Filosofado ou não, este paraíso ficcionado dá-nos dois lados de uma história, face a um evento que acontece na vida do casal, quando já nada parece vir a mudar. A clausura e solidão de Lars, como quem alimenta a tristeza como sua melhor companheira, contrasta com a espessura dos dias da esposa, engasgada com as coisas que ficaram por dizer, mas nunca esquecidas e que já se habitou ao seu espectro em vez da sua presença. E neste livro encontramos-lhe a voz e o tomar pulso perante um último livro do marido. 

"Conta a história de um homem que vai para uma ilha sofrer e, nessa ilha, descobre que o corpo, o lugar do martírio, é, igualmente, o lugar da ascese. Por outras palavras: o corpo é uma ilusão.
(...) a mortificação do corpo abre caminho ao transcendente."

É nesse corpo e nessa ilusão do que a solidão poderia curar que mais tarde encontramos as palavras de Lars, como se de uma despedida se tratasse, num encontro com o fim e a percepção da culpa, num misto de realidade e ficção... como sempre desejou viver.

"Talvez o fim fosse precisamente isso: um demorado e penoso trilho de esquecimento, como um quarto muito comprido, a cair de uma grande altura, com as coisas a voarem janela fora. Lars imaginou-se nesse quarto: o Homem Esquecido, velho como o Tempo, tentando agarrar aquilo que ia voando, para que o quarto não ficasse vazio, para sobreviver à voragem omnívora da existência."

A trilogia da tristeza alimenta-se de uma narrativa carregada de esplendor, mas ainda assim simula, muito bem, a noção de ter algo só pela metade, mesmo que a outra parte esteja mesmo ali à mão, debaixo de olho, cabe é a cada um querer encontrá-la ou escolher não a ver. 
Esperemos que se mantenha desta forma, no tão esperado desfecho.

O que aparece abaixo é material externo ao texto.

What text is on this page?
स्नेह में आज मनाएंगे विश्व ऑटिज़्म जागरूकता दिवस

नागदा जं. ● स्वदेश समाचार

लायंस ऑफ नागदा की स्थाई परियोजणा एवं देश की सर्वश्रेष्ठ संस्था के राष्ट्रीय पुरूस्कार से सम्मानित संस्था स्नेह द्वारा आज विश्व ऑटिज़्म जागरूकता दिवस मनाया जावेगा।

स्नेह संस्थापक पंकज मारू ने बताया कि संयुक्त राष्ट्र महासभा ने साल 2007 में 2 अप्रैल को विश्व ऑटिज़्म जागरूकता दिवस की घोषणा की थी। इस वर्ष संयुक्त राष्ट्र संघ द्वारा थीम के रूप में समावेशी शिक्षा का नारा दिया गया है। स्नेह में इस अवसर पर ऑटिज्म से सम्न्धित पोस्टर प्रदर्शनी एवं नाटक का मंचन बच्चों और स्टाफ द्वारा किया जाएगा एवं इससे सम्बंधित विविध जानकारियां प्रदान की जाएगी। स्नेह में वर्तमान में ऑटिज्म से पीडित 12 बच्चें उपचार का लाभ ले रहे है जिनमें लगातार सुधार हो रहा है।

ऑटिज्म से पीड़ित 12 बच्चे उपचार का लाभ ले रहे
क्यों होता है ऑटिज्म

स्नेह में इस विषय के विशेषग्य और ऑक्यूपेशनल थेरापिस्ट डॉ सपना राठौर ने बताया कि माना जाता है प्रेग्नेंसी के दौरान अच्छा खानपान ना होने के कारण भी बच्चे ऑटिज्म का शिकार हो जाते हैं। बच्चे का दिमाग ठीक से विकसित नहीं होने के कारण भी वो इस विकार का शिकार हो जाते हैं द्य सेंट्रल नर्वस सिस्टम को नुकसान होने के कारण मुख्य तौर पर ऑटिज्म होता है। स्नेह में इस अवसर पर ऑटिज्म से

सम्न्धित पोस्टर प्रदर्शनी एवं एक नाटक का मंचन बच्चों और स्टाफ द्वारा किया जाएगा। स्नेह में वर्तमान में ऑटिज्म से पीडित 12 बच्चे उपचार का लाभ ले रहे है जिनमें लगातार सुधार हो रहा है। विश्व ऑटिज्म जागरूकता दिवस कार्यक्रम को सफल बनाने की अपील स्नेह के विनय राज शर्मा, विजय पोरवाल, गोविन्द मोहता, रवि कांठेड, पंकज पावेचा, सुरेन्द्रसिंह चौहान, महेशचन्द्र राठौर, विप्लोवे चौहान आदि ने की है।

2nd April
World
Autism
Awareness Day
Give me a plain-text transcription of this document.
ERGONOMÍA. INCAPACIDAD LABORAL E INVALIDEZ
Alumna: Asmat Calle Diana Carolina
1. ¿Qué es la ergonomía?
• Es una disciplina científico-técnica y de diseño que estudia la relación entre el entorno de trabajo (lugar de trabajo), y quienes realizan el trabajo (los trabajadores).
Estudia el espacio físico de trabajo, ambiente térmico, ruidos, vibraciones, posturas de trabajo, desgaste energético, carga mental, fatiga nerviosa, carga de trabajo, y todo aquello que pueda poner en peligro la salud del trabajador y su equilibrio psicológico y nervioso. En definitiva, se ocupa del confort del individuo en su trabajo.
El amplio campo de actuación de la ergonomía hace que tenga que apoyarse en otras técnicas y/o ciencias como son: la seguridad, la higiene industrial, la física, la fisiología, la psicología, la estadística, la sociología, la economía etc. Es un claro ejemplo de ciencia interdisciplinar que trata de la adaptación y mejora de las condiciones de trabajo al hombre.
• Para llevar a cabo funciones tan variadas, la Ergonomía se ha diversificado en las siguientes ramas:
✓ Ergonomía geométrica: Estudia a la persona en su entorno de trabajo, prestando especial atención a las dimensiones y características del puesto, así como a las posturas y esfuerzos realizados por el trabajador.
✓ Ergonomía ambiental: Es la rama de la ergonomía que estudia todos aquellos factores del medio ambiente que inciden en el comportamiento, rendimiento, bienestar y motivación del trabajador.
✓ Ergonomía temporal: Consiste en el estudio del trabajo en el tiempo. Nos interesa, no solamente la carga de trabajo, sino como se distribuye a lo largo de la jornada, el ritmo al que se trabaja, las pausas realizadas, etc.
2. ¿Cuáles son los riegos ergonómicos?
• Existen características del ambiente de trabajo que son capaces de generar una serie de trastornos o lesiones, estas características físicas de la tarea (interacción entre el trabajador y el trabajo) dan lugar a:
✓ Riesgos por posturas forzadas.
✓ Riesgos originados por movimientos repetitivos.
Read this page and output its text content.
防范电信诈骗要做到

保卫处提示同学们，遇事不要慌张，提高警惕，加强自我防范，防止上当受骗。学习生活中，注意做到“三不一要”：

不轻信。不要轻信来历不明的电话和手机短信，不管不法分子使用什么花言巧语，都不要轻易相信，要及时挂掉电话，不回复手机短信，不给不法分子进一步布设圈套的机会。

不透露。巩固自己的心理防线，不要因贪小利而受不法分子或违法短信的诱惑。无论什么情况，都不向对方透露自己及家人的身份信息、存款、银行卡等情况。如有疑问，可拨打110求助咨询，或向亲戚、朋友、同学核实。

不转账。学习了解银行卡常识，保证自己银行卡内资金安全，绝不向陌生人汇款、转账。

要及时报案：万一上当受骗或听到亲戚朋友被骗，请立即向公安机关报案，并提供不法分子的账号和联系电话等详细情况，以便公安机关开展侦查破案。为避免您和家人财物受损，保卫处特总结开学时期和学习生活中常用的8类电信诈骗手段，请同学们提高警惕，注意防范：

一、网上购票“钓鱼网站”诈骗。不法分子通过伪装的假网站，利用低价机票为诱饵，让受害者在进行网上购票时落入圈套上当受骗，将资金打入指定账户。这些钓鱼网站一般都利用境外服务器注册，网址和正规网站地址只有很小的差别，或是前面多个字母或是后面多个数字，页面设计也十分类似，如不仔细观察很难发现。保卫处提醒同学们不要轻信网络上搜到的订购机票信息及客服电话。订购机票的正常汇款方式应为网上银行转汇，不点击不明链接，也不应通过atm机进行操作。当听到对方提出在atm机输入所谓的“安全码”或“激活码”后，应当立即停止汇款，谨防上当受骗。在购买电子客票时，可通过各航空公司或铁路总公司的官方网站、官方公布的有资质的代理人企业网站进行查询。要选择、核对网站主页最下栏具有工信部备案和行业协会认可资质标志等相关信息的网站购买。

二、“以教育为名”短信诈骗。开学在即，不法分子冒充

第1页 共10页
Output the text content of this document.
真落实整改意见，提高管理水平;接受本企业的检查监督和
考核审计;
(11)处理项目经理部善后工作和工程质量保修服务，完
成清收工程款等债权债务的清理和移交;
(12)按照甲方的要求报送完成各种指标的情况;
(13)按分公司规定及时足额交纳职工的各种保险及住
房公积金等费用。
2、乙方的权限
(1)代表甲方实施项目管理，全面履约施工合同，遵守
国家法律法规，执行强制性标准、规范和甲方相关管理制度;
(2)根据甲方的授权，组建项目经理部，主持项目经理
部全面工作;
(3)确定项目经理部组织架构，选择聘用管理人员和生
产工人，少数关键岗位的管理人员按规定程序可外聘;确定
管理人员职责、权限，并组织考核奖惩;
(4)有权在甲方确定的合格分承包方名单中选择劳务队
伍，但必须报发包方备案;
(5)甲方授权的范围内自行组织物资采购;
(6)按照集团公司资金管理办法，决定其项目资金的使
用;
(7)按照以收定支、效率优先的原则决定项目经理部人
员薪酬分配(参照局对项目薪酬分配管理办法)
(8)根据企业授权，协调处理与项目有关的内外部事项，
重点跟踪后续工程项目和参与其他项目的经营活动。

"Isto tudo para te dizer, continuou a mulher, que, apesar de tudo, apesar desta sensação constante de que vivo com metade de ti, por vezes um quarto, ou mesmo quase nada, tudo está bem do meu lado. Há muitos anos que sei que tu és louco. Só um louco se propõe a tanta sofrimento, julgando que é uma virtude."